Civil leaders launch national campaign against mob lynching
New Delhi, June 6: Eminent faces from the Delhi civil society on Monday launched a national campaign against the growing culture of mob lynching. They expressed deep concern on the silence of the people in power over the lynching incidents.
Those present on the occasion included veteran journalist and former diplomat Kuldeep Nayar, eminent academicians Prof. Apoorvanand Jha, Prof. Manoj Jha and Anil Chamadiya, political activist Tehseen Poonawalla, students leaders Kanhaiya Kumar, Shehla Rashid and Richa Sharma, Supreme Court lawyer Sanjay R. Hegde and social activists Jignesh Mevani and Wasiq Nadeem.
They announced to launch the campaign at a press conference at the Constitution Club of India here on Monday.
"The agenda of the press conference was to put out an action plan to compel the Government and the Prime Minister to respond to this crisis and act to uphold the rule of law and the Constitution," said the organizers.
"Mob-lynching has become the order of the day, and interest groups that enjoy the patronage of the government are letting loose their terror on innocent people in the country, they said.
Social activist Wasiq Nadeem speaking at the launch of national campaign against mob lynching
Entrepreneur and activist, Tehseen Poonawalla, on whose petition the Supreme Court recently issued a notice to the Central Govt regarding ban on vigilante groups, said, "The need of our times is a specific law to deal with vigilantism. The government must promulgate an ordinance ASAP and make lynching a non-bailable offence with punishment up to life imprisonment. In addition the local police officer, in whose jurisdiction lynchings take place, must be suspended immediately and a judicial inquiry must be initiated against the officer. If the government fails to enact a law in the stipulated period, lakhs of farmers, cattle grazers and dairy farmers will leave their cattle at the PM's residence."
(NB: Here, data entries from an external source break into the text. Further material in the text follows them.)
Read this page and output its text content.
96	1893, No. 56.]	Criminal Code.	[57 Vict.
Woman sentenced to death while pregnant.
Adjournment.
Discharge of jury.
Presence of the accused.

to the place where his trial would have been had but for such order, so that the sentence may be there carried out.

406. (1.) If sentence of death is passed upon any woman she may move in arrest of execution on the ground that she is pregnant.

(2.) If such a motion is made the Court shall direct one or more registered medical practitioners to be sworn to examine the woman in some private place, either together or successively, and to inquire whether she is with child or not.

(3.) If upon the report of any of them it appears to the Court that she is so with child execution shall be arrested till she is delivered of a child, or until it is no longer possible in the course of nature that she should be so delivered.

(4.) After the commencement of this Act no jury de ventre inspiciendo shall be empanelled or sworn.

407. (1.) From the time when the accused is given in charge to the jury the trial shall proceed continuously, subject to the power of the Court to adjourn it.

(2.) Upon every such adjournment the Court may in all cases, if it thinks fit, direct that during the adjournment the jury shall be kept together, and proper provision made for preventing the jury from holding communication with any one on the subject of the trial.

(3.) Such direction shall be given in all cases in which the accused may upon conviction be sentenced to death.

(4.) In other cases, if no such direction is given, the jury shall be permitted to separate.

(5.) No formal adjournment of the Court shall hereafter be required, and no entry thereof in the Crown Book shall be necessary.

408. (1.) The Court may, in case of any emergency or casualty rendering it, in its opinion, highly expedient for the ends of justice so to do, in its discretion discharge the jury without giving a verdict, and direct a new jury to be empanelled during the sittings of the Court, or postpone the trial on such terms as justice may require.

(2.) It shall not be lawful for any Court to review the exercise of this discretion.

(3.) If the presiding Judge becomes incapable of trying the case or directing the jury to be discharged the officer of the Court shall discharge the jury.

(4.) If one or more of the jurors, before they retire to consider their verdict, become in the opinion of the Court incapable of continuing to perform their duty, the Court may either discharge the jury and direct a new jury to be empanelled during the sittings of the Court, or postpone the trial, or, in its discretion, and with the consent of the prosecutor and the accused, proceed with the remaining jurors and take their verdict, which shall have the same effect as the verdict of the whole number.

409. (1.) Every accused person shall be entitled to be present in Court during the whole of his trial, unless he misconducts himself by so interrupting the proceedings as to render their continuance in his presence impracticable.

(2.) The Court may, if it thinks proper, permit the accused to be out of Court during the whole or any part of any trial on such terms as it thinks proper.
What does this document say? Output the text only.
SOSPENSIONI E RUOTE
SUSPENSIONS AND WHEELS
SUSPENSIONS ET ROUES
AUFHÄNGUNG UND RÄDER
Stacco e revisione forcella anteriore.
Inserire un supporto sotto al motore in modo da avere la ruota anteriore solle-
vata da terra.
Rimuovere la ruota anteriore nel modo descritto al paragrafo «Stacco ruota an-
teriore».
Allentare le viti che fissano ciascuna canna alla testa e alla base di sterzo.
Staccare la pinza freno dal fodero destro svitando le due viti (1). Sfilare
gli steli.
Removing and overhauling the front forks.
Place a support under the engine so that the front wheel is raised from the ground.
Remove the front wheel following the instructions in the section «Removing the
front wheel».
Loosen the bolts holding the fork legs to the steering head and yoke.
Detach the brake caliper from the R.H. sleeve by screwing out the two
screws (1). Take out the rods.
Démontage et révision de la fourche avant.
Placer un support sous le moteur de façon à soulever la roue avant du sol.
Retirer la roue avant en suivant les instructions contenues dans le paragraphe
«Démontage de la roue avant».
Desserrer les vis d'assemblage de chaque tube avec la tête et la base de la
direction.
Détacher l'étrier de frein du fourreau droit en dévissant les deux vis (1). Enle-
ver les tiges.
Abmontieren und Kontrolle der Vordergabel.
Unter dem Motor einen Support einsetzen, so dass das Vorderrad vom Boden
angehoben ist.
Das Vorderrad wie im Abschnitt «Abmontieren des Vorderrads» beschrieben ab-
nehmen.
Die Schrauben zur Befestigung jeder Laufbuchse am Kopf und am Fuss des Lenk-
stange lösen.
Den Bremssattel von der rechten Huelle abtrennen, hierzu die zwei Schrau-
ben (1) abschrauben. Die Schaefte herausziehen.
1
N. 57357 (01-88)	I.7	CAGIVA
Student leader Shehla Rashid said that, "the way lynch mobs have taken over the country signals a total breakdown of law and order situation, and this calls for urgent response on part of the central government. It is the government's responsibility to ensure that law and order is upheld."
She added, "This is not a communal issue and it does not affect Muslims alone. Lynch mobs killed dairy farmers in Jewar and Alwar. An auto rickshaw driver who stopped people from urinating publicly was lynched in cold blood. Why are lynch mobs becoming normalised?"
Activist and student leader Kanhaiya Kumar said, "We are not here to protest. We are here to help the government to curb the mob-lynching environment that is poisoning our country. If the govt is sincere in fighting this utter breakdown of rule-of-law, it must agree to our demand of enacting a special legislation to curb mob-lynching. We, as young citizens of India have come together to fulfill our duty of upholding the rule-of-law and Constitution."
Jignesh Mevani, leader of Una Dalit uprising said: "If the govt doesn't come up with a law against Mob-lynching by 11th July which is the anniversary of the Una movement, we will start a nationwide movement from Una."
Jignesh Mevani added, "The life of human considered less than that of a cow. The shocking flogging of Una victims, brutal murder of Pehlu khan, the devastating account of Latehar where citizens of this country were killed and hanged by a tree, the case of gang rape over suspicion of beef- these are more than a wake-up call to demand a special law to deal with the phenomenon of mob-lynching."
Missing JNU student Najeeb Ahmed's sister Sadaf Musharraf was also present on the occasion.
Najeeb, 27, a first year M.Sc. (Biotechnology) student, went missing from his JNU hostel - Mahi Mandavi room number 106 on October 15 last year, day after an alleged scuffle with members of RSS' student wing Akhil Bharatiya Vidyarthi Parishad (ABVP).
In the last two years, around one dozen people have been killed in mob lynching in different parts of the country.